Я находил, что такие часы неисчерпаемы: меня интересовала простодушная греховность, воплощенная в этом неизменном состоянии, в плохом пиве, в дерзкой повадке парней, в фальшивых звуках. Я слышал флейту Пана, глухой звон колоколов, трели соловья или невероятный тон далекого парового свистка… и перешептывания танцующих, которые по двое выскальзывали за дверь, потому что не могли больше держаться друг за друга. Могила поглотит их всех; но эти часы уже относятся к бывшему: они уже были местом действия определенных событий{456}. Проповедникам не понять, насколько ценны такие часы — именно потому, что коротки, и так невероятны, и рассредоточены, словно утраченная музыка.
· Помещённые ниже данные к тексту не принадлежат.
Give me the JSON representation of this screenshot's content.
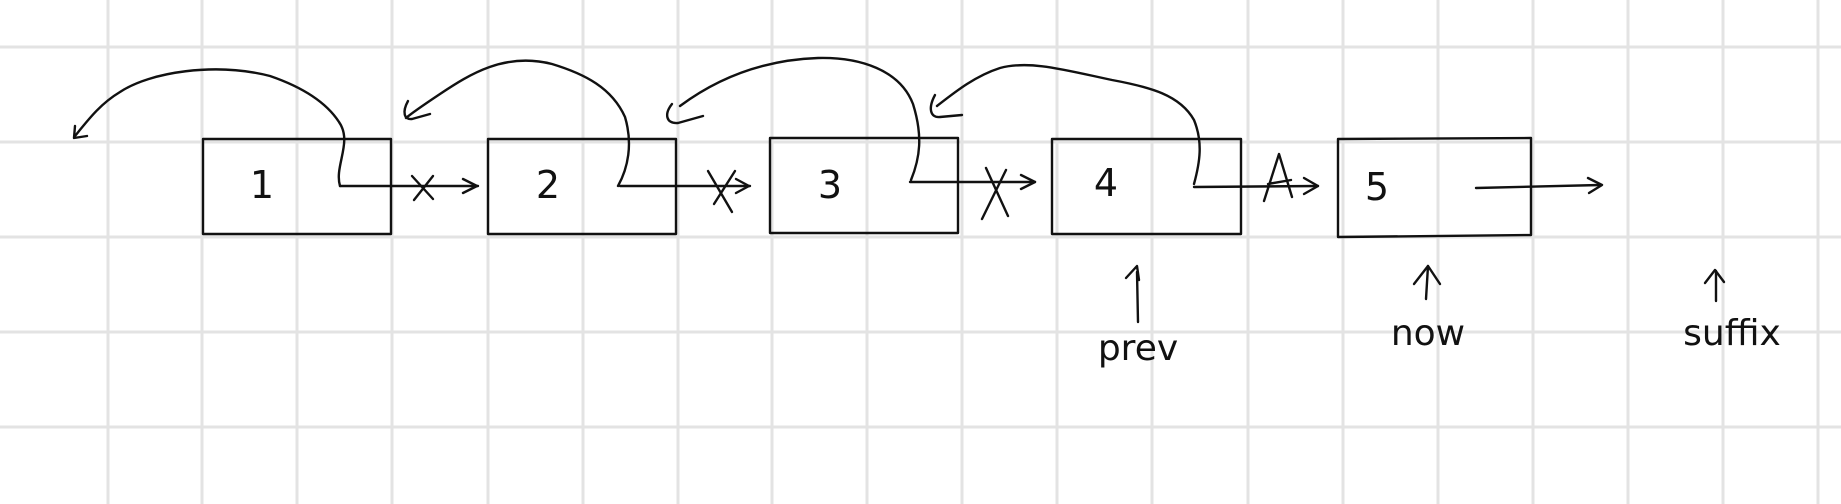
{
  "colors": {
    "background": "#ffffff",
    "grid": "#e3e3e3",
    "ink": "#111111"
  },
  "nodes": [
    {
      "value": "1"
    },
    {
      "value": "2"
    },
    {
      "value": "3"
    },
    {
      "value": "4"
    },
    {
      "value": "5"
    }
  ],
  "pointers": {
    "prev": "prev",
    "now": "now",
    "suffix": "suffix"
  }
}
Этим невеждам невдомек, что выстаивает только бренное{457}. Что не-бренное никогда не выстаивало, никогда не будет выстаивать.
Так Хольгер, хотя сам не подозревал об этом, помогал мне при написании сонаты: давал что-то, не давая, и я это брал, не беря.
— — — — — — — — — — — — — — — — — —
Тутайн, вопреки ожиданиям, взял в аренду какой-то крестьянский двор, будто собирался торговать лошадьми и после истечения годичного срока.
— Так мы не уедем отсюда? — спросил я не без разочарования.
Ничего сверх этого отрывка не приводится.